If not, you can include some KPIs, success measurements, or other indicators of project success that you tend to use for that specific project type or industry. Leave this open for discussion with the client, so that their input is valued as well.
Project Management
Here, cover the standard project management items mentioned in the agenda:
- Project plan
- Project timelines and milestones (Gantt charts are great visuals here!)
- Methodology
- Specific tasks and deliverables (a quick overview of your RACI chart is usually a good idea)
- Risks and dependencies
- Communication plan, communication channels, and teamwork plan
- Change management plan
- Project status reports and tracking project progress
Feel free to use a new slide for each topic, and keep the slides short and sweet.
Any Other Business
This part is a little more open-ended—let the client dictate what else needs to be covered. You can also open it up to your project team if time permits (although it might be worth screening their questions prior to the meeting!)
Next Steps
Cover what needs to be done next on the project team’s end and the client’s end. Clearly list action items, timelines, and when you as the project manager will follow-up. Being clear about tasks and firm on timelines will help you get buy-in from the project team and the client.

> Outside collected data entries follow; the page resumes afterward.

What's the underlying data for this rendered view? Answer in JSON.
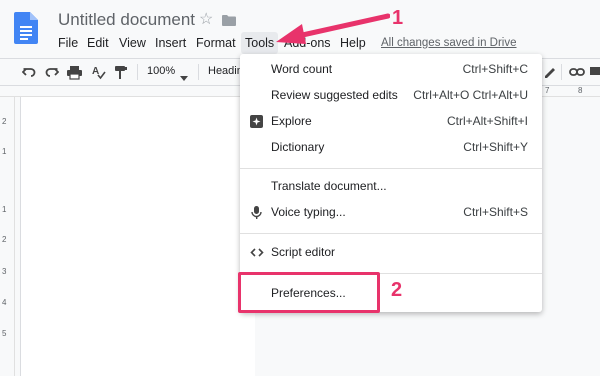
{
  "app": {
    "title": "Untitled document",
    "icons": [
      "docs-logo-icon",
      "star-icon",
      "folder-icon"
    ]
  },
  "menubar": {
    "items": [
      "File",
      "Edit",
      "View",
      "Insert",
      "Format",
      "Tools",
      "Add-ons",
      "Help"
    ],
    "active": "Tools",
    "saved_status": "All changes saved in Drive"
  },
  "toolbar": {
    "zoom": "100%",
    "style": "Headin",
    "icons": [
      "undo-icon",
      "redo-icon",
      "print-icon",
      "spellcheck-icon",
      "paint-format-icon",
      "pencil-icon",
      "link-icon",
      "comment-icon"
    ]
  },
  "ruler": {
    "left_numbers": [
      "2",
      "1",
      "1",
      "2",
      "3",
      "4",
      "5"
    ],
    "top_numbers": [
      "7",
      "8"
    ]
  },
  "tools_menu": {
    "items": [
      {
        "label": "Word count",
        "shortcut": "Ctrl+Shift+C",
        "icon": ""
      },
      {
        "label": "Review suggested edits",
        "shortcut": "Ctrl+Alt+O Ctrl+Alt+U",
        "icon": ""
      },
      {
        "label": "Explore",
        "shortcut": "Ctrl+Alt+Shift+I",
        "icon": "explore-icon"
      },
      {
        "label": "Dictionary",
        "shortcut": "Ctrl+Shift+Y",
        "icon": ""
      },
      {
        "label": "Translate document...",
        "shortcut": "",
        "icon": ""
      },
      {
        "label": "Voice typing...",
        "shortcut": "Ctrl+Shift+S",
        "icon": "microphone-icon"
      },
      {
        "label": "Script editor",
        "shortcut": "",
        "icon": "code-icon"
      },
      {
        "label": "Preferences...",
        "shortcut": "",
        "icon": ""
      }
    ]
  },
  "annotations": {
    "step1": "1",
    "step2": "2",
    "color": "#e8336b"
  }
}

Project Kickoff Meeting Agenda Template
Download our project kickoff meeting agenda template and get a head start on your next project kickoff. We've also included a sample so you can see exactly how to fill it out. This is super useful for both creating your own agenda and your own project kickoff meeting presentation.

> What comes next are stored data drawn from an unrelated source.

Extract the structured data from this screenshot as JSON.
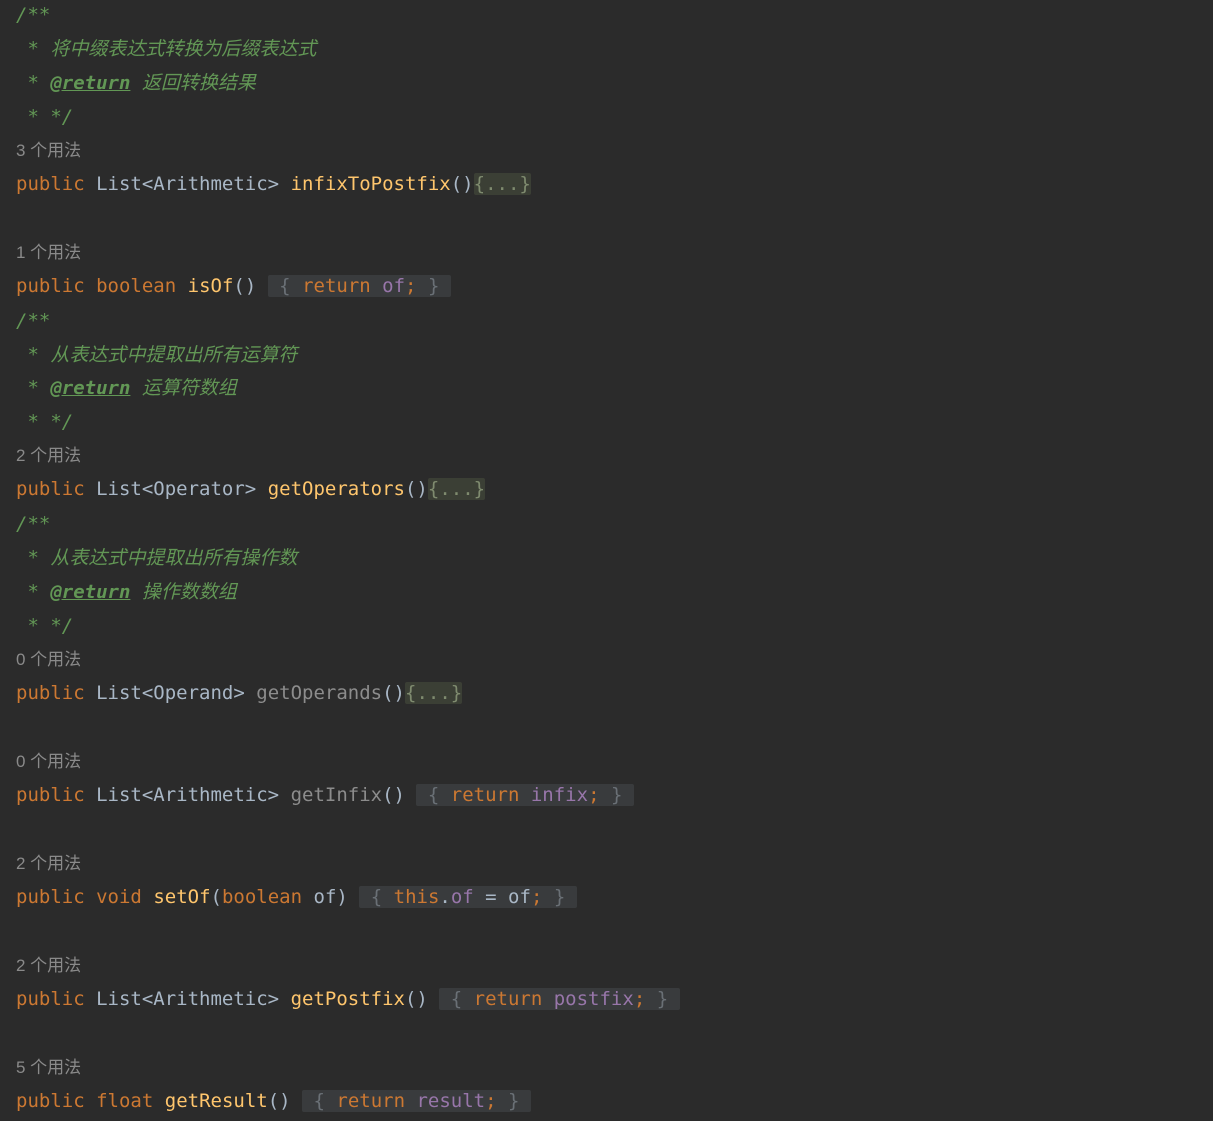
{
  "code": {
    "doc1": {
      "open": "/**",
      "desc": "将中缀表达式转换为后缀表达式",
      "tag": "@return",
      "tag_desc": "返回转换结果",
      "close": "* */"
    },
    "m1": {
      "usage": "3 个用法",
      "mod": "public",
      "type": "List<Arithmetic>",
      "name": "infixToPostfix",
      "parens": "()",
      "fold": "{...}"
    },
    "m2": {
      "usage": "1 个用法",
      "mod": "public",
      "type": "boolean",
      "name": "isOf",
      "parens": "()",
      "ret": "return",
      "field": "of",
      "semi": ";"
    },
    "doc2": {
      "open": "/**",
      "desc": "从表达式中提取出所有运算符",
      "tag": "@return",
      "tag_desc": "运算符数组",
      "close": "* */"
    },
    "m3": {
      "usage": "2 个用法",
      "mod": "public",
      "type": "List<Operator>",
      "name": "getOperators",
      "parens": "()",
      "fold": "{...}"
    },
    "doc3": {
      "open": "/**",
      "desc": "从表达式中提取出所有操作数",
      "tag": "@return",
      "tag_desc": "操作数数组",
      "close": "* */"
    },
    "m4": {
      "usage": "0 个用法",
      "mod": "public",
      "type": "List<Operand>",
      "name": "getOperands",
      "parens": "()",
      "fold": "{...}"
    },
    "m5": {
      "usage": "0 个用法",
      "mod": "public",
      "type": "List<Arithmetic>",
      "name": "getInfix",
      "parens": "()",
      "ret": "return",
      "field": "infix",
      "semi": ";"
    },
    "m6": {
      "usage": "2 个用法",
      "mod": "public",
      "type": "void",
      "name": "setOf",
      "param_type": "boolean",
      "param": "of",
      "this_kw": "this",
      "field": "of",
      "assign": " = of",
      "semi": ";"
    },
    "m7": {
      "usage": "2 个用法",
      "mod": "public",
      "type": "List<Arithmetic>",
      "name": "getPostfix",
      "parens": "()",
      "ret": "return",
      "field": "postfix",
      "semi": ";"
    },
    "m8": {
      "usage": "5 个用法",
      "mod": "public",
      "type": "float",
      "name": "getResult",
      "parens": "()",
      "ret": "return",
      "field": "result",
      "semi": ";"
    }
  }
}
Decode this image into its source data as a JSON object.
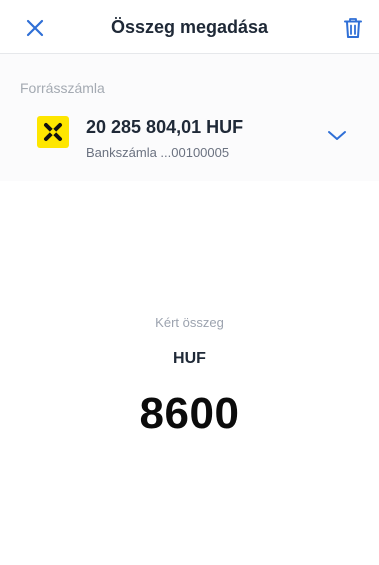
{
  "header": {
    "title": "Összeg megadása",
    "close_icon": "close-icon",
    "delete_icon": "trash-icon"
  },
  "source": {
    "label": "Forrásszámla",
    "account": {
      "amount": "20 285 804,01 HUF",
      "number": "Bankszámla ...00100005",
      "logo_icon": "bank-logo-icon",
      "expand_icon": "chevron-down-icon"
    }
  },
  "request": {
    "label": "Kért összeg",
    "currency": "HUF",
    "amount": "8600"
  },
  "colors": {
    "accent": "#2f6fd6",
    "logo_bg": "#fee600",
    "text_primary": "#1f2937",
    "text_muted": "#9ca3af"
  }
}
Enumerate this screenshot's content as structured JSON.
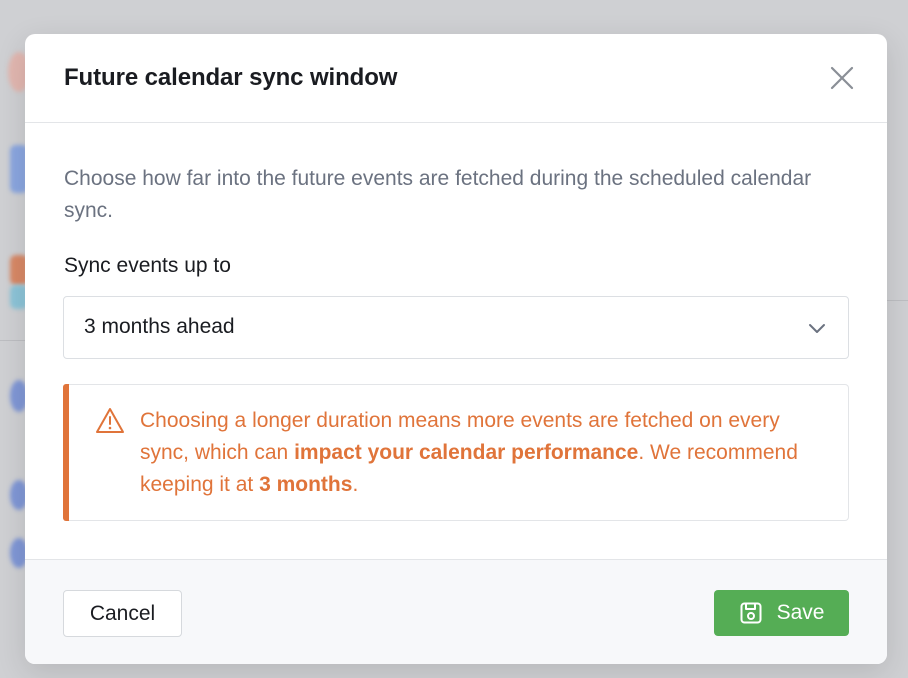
{
  "modal": {
    "title": "Future calendar sync window",
    "close_icon": "close-icon",
    "description": "Choose how far into the future events are fetched during the scheduled calendar sync.",
    "field_label": "Sync events up to",
    "select": {
      "value": "3 months ahead",
      "icon": "chevron-down-icon"
    },
    "warning": {
      "icon": "warning-triangle-icon",
      "text_part1": "Choosing a longer duration means more events are fetched on every sync, which can ",
      "text_bold1": "impact your calendar performance",
      "text_part2": ". We recommend keeping it at ",
      "text_bold2": "3 months",
      "text_part3": ".",
      "color": "#e0743a"
    },
    "footer": {
      "cancel_label": "Cancel",
      "save_label": "Save",
      "save_icon": "save-floppy-icon",
      "save_color": "#55ad55"
    }
  }
}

This template is available through DPM membership, along with a variety of other project kickoff templates.
What’s Next?
You’re ready to conduct your project kickoff meeting! Remember, this is a key part of the project initiation process—the kickoff's purpose is to make sure you and your team are crystal clear on what the client wants and to set expectations with the client.
It’s also a good idea to have a final, 10 minute check-in with the project team just before the client kickoff meeting (separate from your internal project kickoff), to make sure everyone is on the same page.